In a perfect world, I'd be able to combine two out of the three and look at birds with Aggie by my side. But our attempts thus far have been, well, imperfect at best. Birding is all about patience and focus, and there tends to be a lot of standing around. It's hardly a sprint, more of a stop-and-start marathon: I once arrived half an hour late for a guided bird walk at the Arcata Marsh, fearing I'd missed the group. But I found them 50 feet from the parking lot, scoping out something in a tree. That's the nature of the activity.
It's not, however, the nature of dogs, or at least my particular dog. Aggie might allow me 20 seconds to zero in on a Western tanager before a tug at the leash reminds me it's time to get moving. If that doesn't work, she'll stand on my toes, a technique that never fails. So, on we go. I don't mind following her lead — our stroll through the neighborhood or on the wooded trail near our house each morning is often the sweetest part of the day.
Though she may be short on patience, she excels at alerting me to the presence of birds. Her ears pop up like the timer on a frozen turkey and if I follow her gaze there's usually something of interest ahead, like a varied thrush or a Steller's jay. But thanks to a dollop of retriever in her DNA, her overriding instinct is to fetch the bird and drop it at my feet, so she has a nice purple leash she's seldom without.
Sometimes when I dash out to chase a rare bird, she's waiting by the door giving me those eyes (you know the ones), so I bring her along in the car. Here again, she's a work in progress: Last winter as we were driving through the Arcata Bottoms in search of a stumpy cattle egret and Aggie got a little worked up over the "cattle" part. My ears are still ringing.
But I believe synchronicity is entirely possible with dogs and birding because I've seen it in action. Local birder Greg Gray's dog Lucy seems an ideal birdwatching companion: mellow, patient and not overly concerned with other creatures. Gray says that's because he started bringing her along as a young pup and taught her the ropes. "It's a win-win: I get to bird-watch and she gets to sniffle and snuffle about in the great outdoors," he says, adding that her presence also provides a measure of protection when he's in Humboldt's less birder-friendly areas.

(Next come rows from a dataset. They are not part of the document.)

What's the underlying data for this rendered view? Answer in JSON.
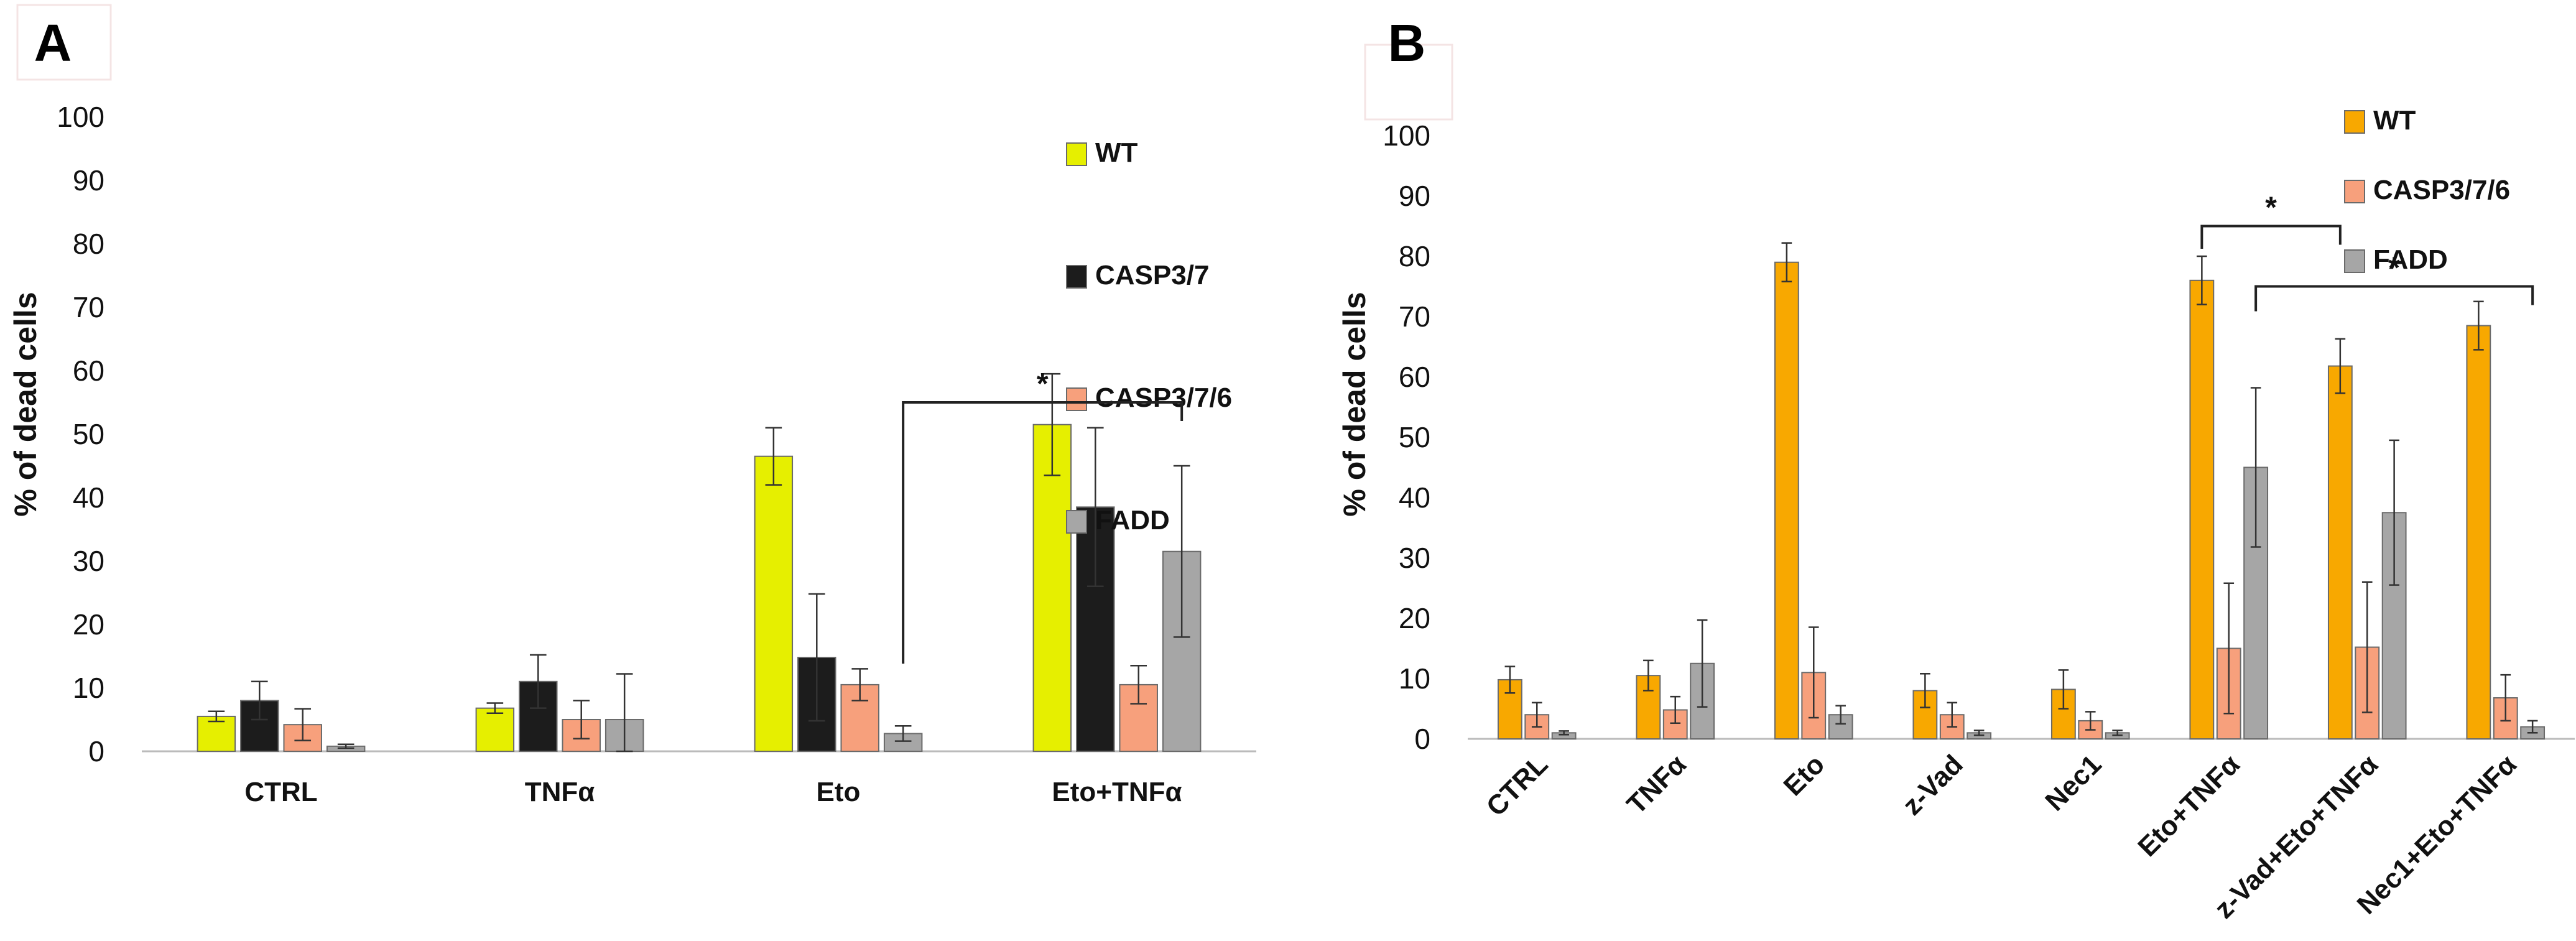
{
  "colors": {
    "WT_A": "#e6ef00",
    "CASP3/7": "#1c1c1c",
    "CASP3/7/6": "#f7a07c",
    "FADD": "#a6a6a6",
    "WT_B": "#f8a800"
  },
  "chart_data": [
    {
      "type": "bar",
      "panel": "A",
      "title": "",
      "xlabel": "",
      "ylabel": "% of dead cells",
      "ylim": [
        0,
        100
      ],
      "yticks": [
        0,
        10,
        20,
        30,
        40,
        50,
        60,
        70,
        80,
        90,
        100
      ],
      "legend_position": "top-right",
      "categories": [
        "CTRL",
        "TNFα",
        "Eto",
        "Eto+TNFα"
      ],
      "series": [
        {
          "name": "WT",
          "color_key": "WT_A",
          "values": [
            5.5,
            6.8,
            46.5,
            51.5
          ],
          "errors": [
            0.8,
            0.8,
            4.5,
            8.0
          ]
        },
        {
          "name": "CASP3/7",
          "color_key": "CASP3/7",
          "values": [
            8.0,
            11.0,
            14.8,
            38.5
          ],
          "errors": [
            3.0,
            4.2,
            10.0,
            12.5
          ]
        },
        {
          "name": "CASP3/7/6",
          "color_key": "CASP3/7/6",
          "values": [
            4.2,
            5.0,
            10.5,
            10.5
          ],
          "errors": [
            2.5,
            3.0,
            2.5,
            3.0
          ]
        },
        {
          "name": "FADD",
          "color_key": "FADD",
          "values": [
            0.8,
            5.0,
            2.8,
            31.5
          ],
          "errors": [
            0.3,
            7.2,
            1.2,
            13.5
          ]
        }
      ],
      "annotations": [
        {
          "text": "*",
          "from": {
            "category": "Eto",
            "series": "FADD"
          },
          "to": {
            "category": "Eto+TNFα",
            "series": "FADD"
          },
          "y": 55
        }
      ]
    },
    {
      "type": "bar",
      "panel": "B",
      "title": "",
      "xlabel": "",
      "ylabel": "% of dead cells",
      "ylim": [
        0,
        100
      ],
      "yticks": [
        0,
        10,
        20,
        30,
        40,
        50,
        60,
        70,
        80,
        90,
        100
      ],
      "legend_position": "top-right",
      "categories": [
        "CTRL",
        "TNFα",
        "Eto",
        "z-Vad",
        "Nec1",
        "Eto+TNFα",
        "z-Vad+Eto+TNFα",
        "Nec1+Eto+TNFα"
      ],
      "series": [
        {
          "name": "WT",
          "color_key": "WT_B",
          "values": [
            9.8,
            10.5,
            79.0,
            8.0,
            8.2,
            76.0,
            61.8,
            68.5
          ],
          "errors": [
            2.2,
            2.5,
            3.2,
            2.8,
            3.2,
            4.0,
            4.5,
            4.0
          ]
        },
        {
          "name": "CASP3/7/6",
          "color_key": "CASP3/7/6",
          "values": [
            4.0,
            4.8,
            11.0,
            4.0,
            3.0,
            15.0,
            15.2,
            6.8
          ],
          "errors": [
            2.0,
            2.2,
            7.5,
            2.0,
            1.5,
            10.8,
            10.8,
            3.8
          ]
        },
        {
          "name": "FADD",
          "color_key": "FADD",
          "values": [
            1.0,
            12.5,
            4.0,
            1.0,
            1.0,
            45.0,
            37.5,
            2.0
          ],
          "errors": [
            0.3,
            7.2,
            1.5,
            0.4,
            0.4,
            13.2,
            12.0,
            1.0
          ]
        }
      ],
      "annotations": [
        {
          "text": "*",
          "from": {
            "category": "Eto+TNFα",
            "series": "WT"
          },
          "to": {
            "category": "z-Vad+Eto+TNFα",
            "series": "WT"
          },
          "y": 85
        },
        {
          "text": "*",
          "from": {
            "category": "Eto+TNFα",
            "series": "FADD"
          },
          "to": {
            "category": "Nec1+Eto+TNFα",
            "series": "FADD"
          },
          "y": 75
        }
      ]
    }
  ]
}
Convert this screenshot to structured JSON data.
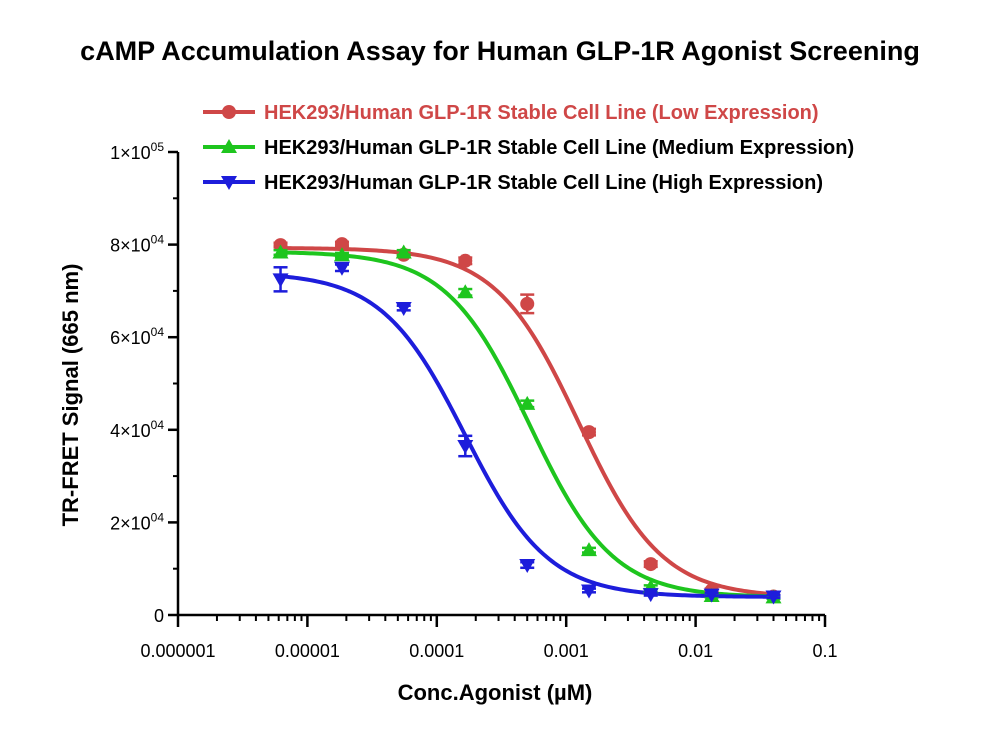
{
  "chart_data": {
    "type": "line",
    "title": "cAMP Accumulation Assay for Human GLP-1R Agonist Screening",
    "xlabel": "Conc.Agonist (µM)",
    "ylabel": "TR-FRET Signal (665 nm)",
    "x_scale": "log",
    "xlim": [
      1e-06,
      0.1
    ],
    "ylim": [
      0,
      100000
    ],
    "legend_position": "top",
    "grid": false,
    "x_ticks": [
      {
        "value": 1e-06,
        "label": "0.000001"
      },
      {
        "value": 1e-05,
        "label": "0.00001"
      },
      {
        "value": 0.0001,
        "label": "0.0001"
      },
      {
        "value": 0.001,
        "label": "0.001"
      },
      {
        "value": 0.01,
        "label": "0.01"
      },
      {
        "value": 0.1,
        "label": "0.1"
      }
    ],
    "y_ticks": [
      {
        "value": 0,
        "mantissa": "0",
        "exponent": ""
      },
      {
        "value": 20000,
        "mantissa": "2×10",
        "exponent": "04"
      },
      {
        "value": 40000,
        "mantissa": "4×10",
        "exponent": "04"
      },
      {
        "value": 60000,
        "mantissa": "6×10",
        "exponent": "04"
      },
      {
        "value": 80000,
        "mantissa": "8×10",
        "exponent": "04"
      },
      {
        "value": 100000,
        "mantissa": "1×10",
        "exponent": "05"
      }
    ],
    "x": [
      6.2e-06,
      1.85e-05,
      5.55e-05,
      0.000166,
      0.0005,
      0.0015,
      0.0045,
      0.0133,
      0.04
    ],
    "series": [
      {
        "name": "HEK293/Human GLP-1R Stable Cell Line (Low Expression)",
        "color": "#cf4747",
        "marker": "circle",
        "values": [
          79900,
          80100,
          77800,
          76500,
          67200,
          39500,
          11000,
          5300,
          4000
        ],
        "errors": [
          500,
          500,
          500,
          700,
          2000,
          700,
          600,
          400,
          300
        ],
        "fit": {
          "top": 79300,
          "bottom": 3800,
          "ec50": 0.00125,
          "hill": 1.35
        }
      },
      {
        "name": "HEK293/Human GLP-1R Stable Cell Line (Medium Expression)",
        "color": "#1ec51e",
        "marker": "triangle-up",
        "values": [
          78300,
          77700,
          78300,
          69700,
          45600,
          14000,
          6000,
          4100,
          3800
        ],
        "errors": [
          500,
          500,
          500,
          700,
          700,
          500,
          400,
          300,
          300
        ],
        "fit": {
          "top": 78500,
          "bottom": 3800,
          "ec50": 0.00052,
          "hill": 1.35
        }
      },
      {
        "name": "HEK293/Human GLP-1R Stable Cell Line (High Expression)",
        "color": "#1d1ddb",
        "marker": "triangle-down",
        "values": [
          72500,
          75000,
          66300,
          36500,
          10800,
          5300,
          4500,
          4400,
          4000
        ],
        "errors": [
          2600,
          700,
          500,
          2200,
          600,
          400,
          300,
          300,
          300
        ],
        "fit": {
          "top": 74000,
          "bottom": 3900,
          "ec50": 0.000165,
          "hill": 1.35
        }
      }
    ]
  }
}
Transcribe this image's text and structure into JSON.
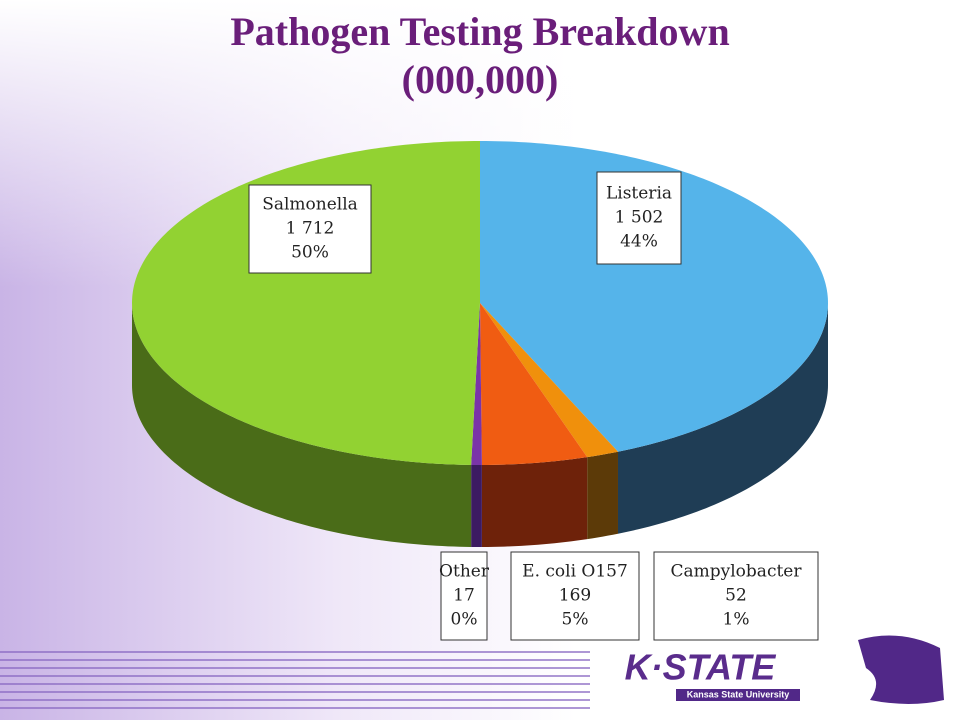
{
  "chart_data": {
    "type": "pie3d",
    "title": "Pathogen Testing Breakdown",
    "subtitle": "(000,000)",
    "categories": [
      "Listeria",
      "Campylobacter",
      "E. coli O157",
      "Other",
      "Salmonella"
    ],
    "values": [
      1502,
      52,
      169,
      17,
      1712
    ],
    "value_labels": [
      "1 502",
      "52",
      "169",
      "17",
      "1 712"
    ],
    "percent_labels": [
      "44%",
      "1%",
      "5%",
      "0%",
      "50%"
    ],
    "colors": [
      "#55b4ea",
      "#f0900c",
      "#f05c12",
      "#7a34a8",
      "#92d232"
    ],
    "side_colors": [
      "#1f3d55",
      "#5c3a08",
      "#6e220a",
      "#3c1a62",
      "#4a6c18"
    ]
  },
  "logo": {
    "wordmark": "K·STATE",
    "tagline": "Kansas State University"
  }
}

Protection may not be a primary concern of Humboldt bird guide Rob Fowler, whose dog Katniss weighs less than 10 pounds. However, she has patience in spades and when it's not tick season, the two of them cover a lot of ground at the local hotspots. I suspect Katniss has a bigger life list than I do.
Then there's Bongo. He's a young, strong guy with a lot of energy who leads an active life with his people. He's never met a bird he didn't like — or a skunk, or a bear. "Bongo has an independent mindset and a high prey drive," says owner Leah Alcyon. "So, he's really the best birding companion because we have to go out a lot and therefore, statistically, we should see birds!" Alcyon theorizes that an increase in Bongo's obedience training should lead to a corresponding uptick in rare bird sightings.
I suppose with some fine-tuning Aggie, too, could become a model birding dog. But I love her just the way she is. Her skills lie in other areas. She never lets spilled food sit on the floor for long and she dedicates herself to making every visitor to our home feel welcome. She senses, somehow, when things aren't going so great and is always there to make me feel better. She gets that I'm a work in progress, too.
And lately we've had some pretty exciting birding successes: We saw a beautiful indigo bunting in Blue Lake and my first Franklin's gull at Clam Beach. Granted, there were a few minor hiccups — I'm sure Aggie didn't mean to knock me into that poison oak — but it doesn't matter. I'm just incredibly lucky to get to hang out with my best friend.
And at least there weren't any cows.
Sarah Hobart (she/her) is a freelance writer based in Humboldt County.